This page is not created by, affiliated with, or supported by Slack Technologies, Inc.
I have been testing large language models' ability to translate natural language query to Datomic flavored Datalog. Basically, the prompt will include a schema and a natural language query, and LLM needs to produce a Datalog query.
In the open source LLMs, mixtral is quite good, and is the only model that can do this task with decent performance, among all the models that I tested, which includes every code generation models in the ollama library.
However, even GPT4 makes a lot of mistakes. mixtral is a bit worse in following instructions. I think these models have not seen enough Datalog in their training data.
On the other hand, I think translating natural language query to Datalog is a much simpler task than translating to SQL, which, even with so much efforts and so much training data available, is still far from being solved.
Datomic flavored Datalog is very simple conceptually, that's why GPT4 and mixtral can do a decent job without having to see a lot of examples in their training data. I think with fine-turning, we may solve this completely, unlike SQL.
My plan is to collect enough good training data for natural language to Datalevin query translation, and use the data to do a fine-tuning using mixtral as the base, and release the model to huggingface.
Hey Huahai. This project looks like a great initiative, I’m not an expert in training LLMs but interested in participating
Yeah sounds interesting indeed. Maybe also an idea to share this in #C054XC5JVDZ?
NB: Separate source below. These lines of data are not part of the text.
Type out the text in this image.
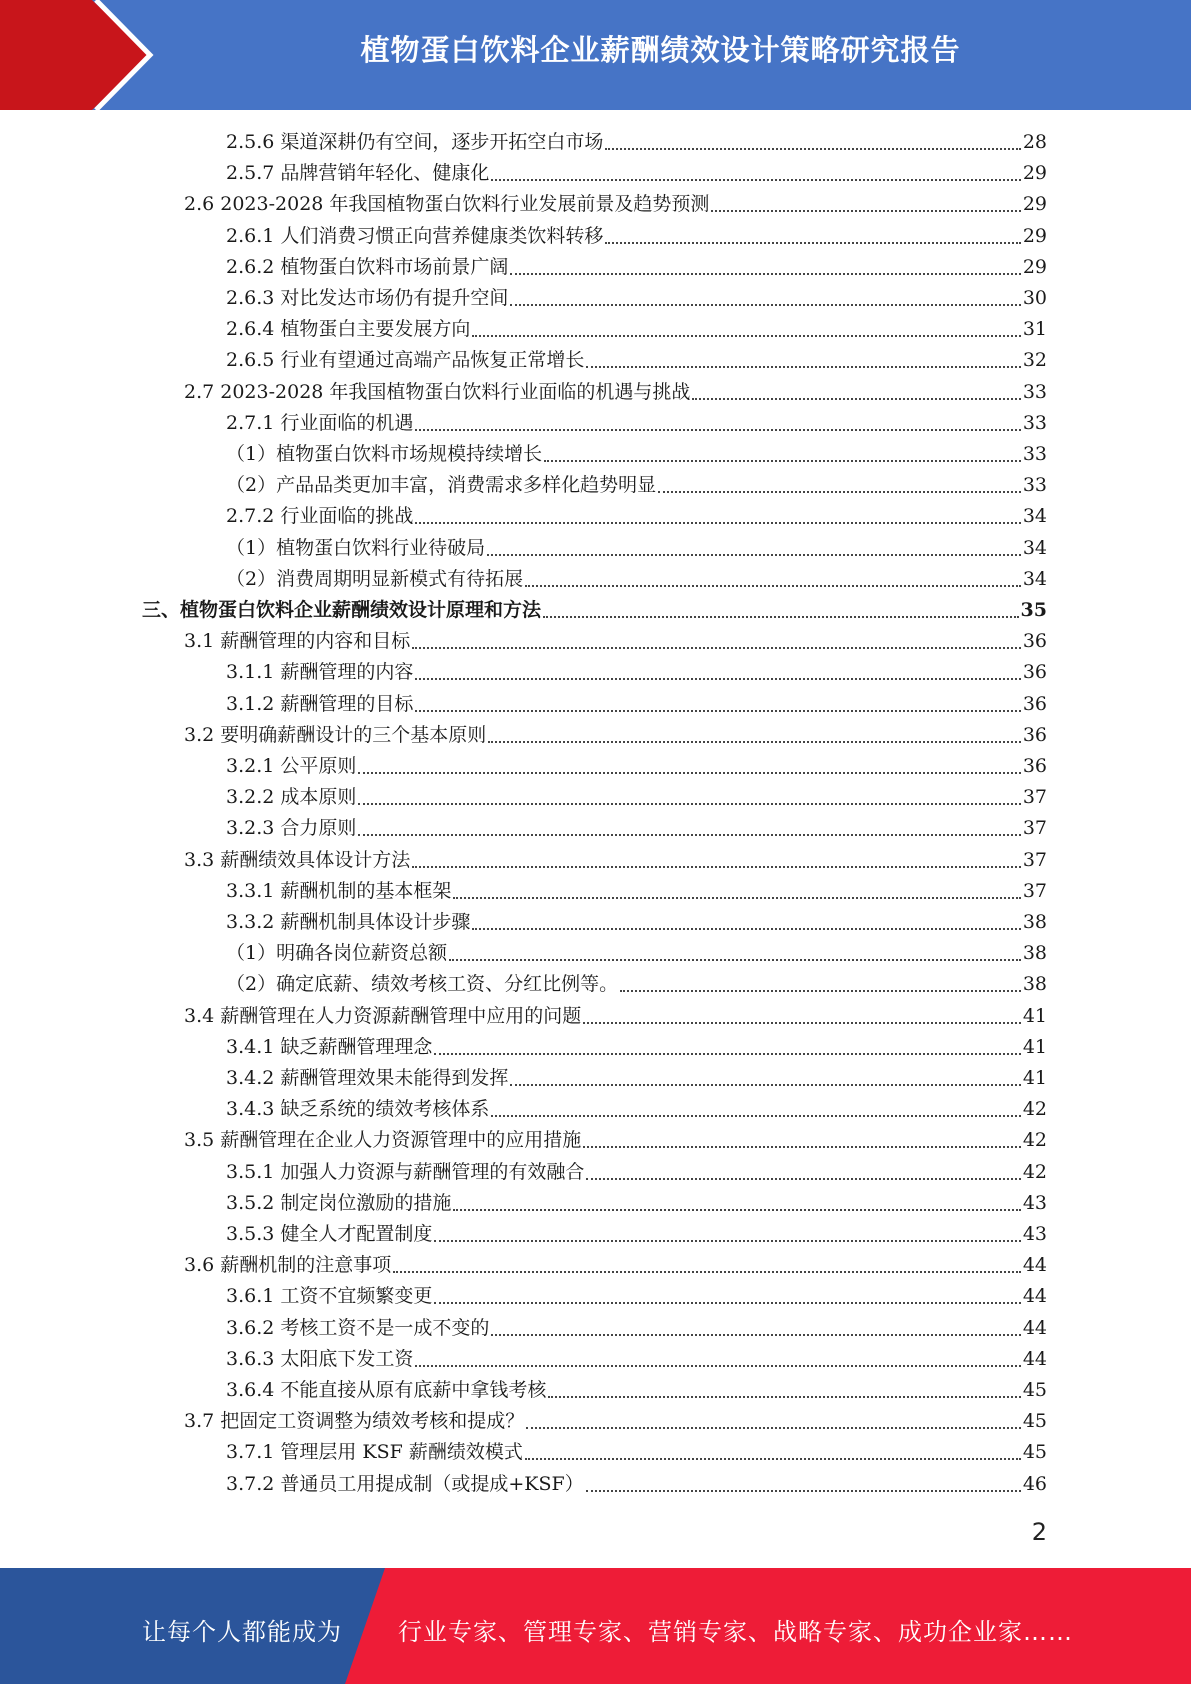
植物蛋白饮料企业薪酬绩效设计策略研究报告
2.5.6 渠道深耕仍有空间，逐步开拓空白市场	28
2.5.7 品牌营销年轻化、健康化	29
2.6 2023-2028 年我国植物蛋白饮料行业发展前景及趋势预测	29
2.6.1 人们消费习惯正向营养健康类饮料转移	29
2.6.2 植物蛋白饮料市场前景广阔	29
2.6.3 对比发达市场仍有提升空间	30
2.6.4 植物蛋白主要发展方向	31
2.6.5 行业有望通过高端产品恢复正常增长	32
2.7 2023-2028 年我国植物蛋白饮料行业面临的机遇与挑战	33
2.7.1 行业面临的机遇	33
（1）植物蛋白饮料市场规模持续增长	33
（2）产品品类更加丰富，消费需求多样化趋势明显	33
2.7.2 行业面临的挑战	34
（1）植物蛋白饮料行业待破局	34
（2）消费周期明显新模式有待拓展	34
三、植物蛋白饮料企业薪酬绩效设计原理和方法	35
3.1 薪酬管理的内容和目标	36
3.1.1 薪酬管理的内容	36
3.1.2 薪酬管理的目标	36
3.2 要明确薪酬设计的三个基本原则	36
3.2.1 公平原则	36
3.2.2 成本原则	37
3.2.3 合力原则	37
3.3 薪酬绩效具体设计方法	37
3.3.1 薪酬机制的基本框架	37
3.3.2 薪酬机制具体设计步骤	38
（1）明确各岗位薪资总额	38
（2）确定底薪、绩效考核工资、分红比例等。	38
3.4 薪酬管理在人力资源薪酬管理中应用的问题	41
3.4.1 缺乏薪酬管理理念	41
3.4.2 薪酬管理效果未能得到发挥	41
3.4.3 缺乏系统的绩效考核体系	42
3.5 薪酬管理在企业人力资源管理中的应用措施	42
3.5.1 加强人力资源与薪酬管理的有效融合	42
3.5.2 制定岗位激励的措施	43
3.5.3 健全人才配置制度	43
3.6 薪酬机制的注意事项	44
3.6.1 工资不宜频繁变更	44
3.6.2 考核工资不是一成不变的	44
3.6.3 太阳底下发工资	44
3.6.4 不能直接从原有底薪中拿钱考核	45
3.7 把固定工资调整为绩效考核和提成？	45
3.7.1 管理层用 KSF 薪酬绩效模式	45
3.7.2 普通员工用提成制（或提成+KSF）	46
2
让每个人都能成为 行业专家、管理专家、营销专家、战略专家、成功企业家……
I am not an expert either. Main effort will be data preparation though. I am targeting Datalevin specifically, so it may not be of general interest
If a small model can be successfully trained, we could even add it as an optional module of Datalevin, so we become a DB that comes with a NL interface. Other AI features can be gradually added, like schema generation, sample data population, etc
Again, this model is going to be Datalevin specific, because of the schema difference. Datomic treats schema as data, which needlessly complicates things, e.g. partition etc; Datascript doesn’t really do data types, and so on. In addition, we will need to enforce some conventions for this to work, e.g. namespaced attributes, ref naming, etc.
The goal is to beat NL to SQL interface with a large margin. Not just in benchmarks like spider, wikisql, etc, which are too simple, but in real world database that are more complicated.
We need to collect data: schema, NL and Datalog pairs. And use an intermediary EDN format for these, so we can generate various training data formats out of these.
For 1, we need to write corresponding NL query. Also, code in the wild often avoids query, but write clojure code to work on pull results instead. So may not suitable for our purposes
Once collected, this data set can be used to train smaller models as well. For example, several small models, such as codellama 7b and deepseek-coder 6.7b already know the syntax of Datomic flavored Datalog, so it is possible to fine tune these to achieve good results. If we can have a small open source model that does a great job in doing NL-to-Datalog translation, it probably would spur the use of Datalog query language.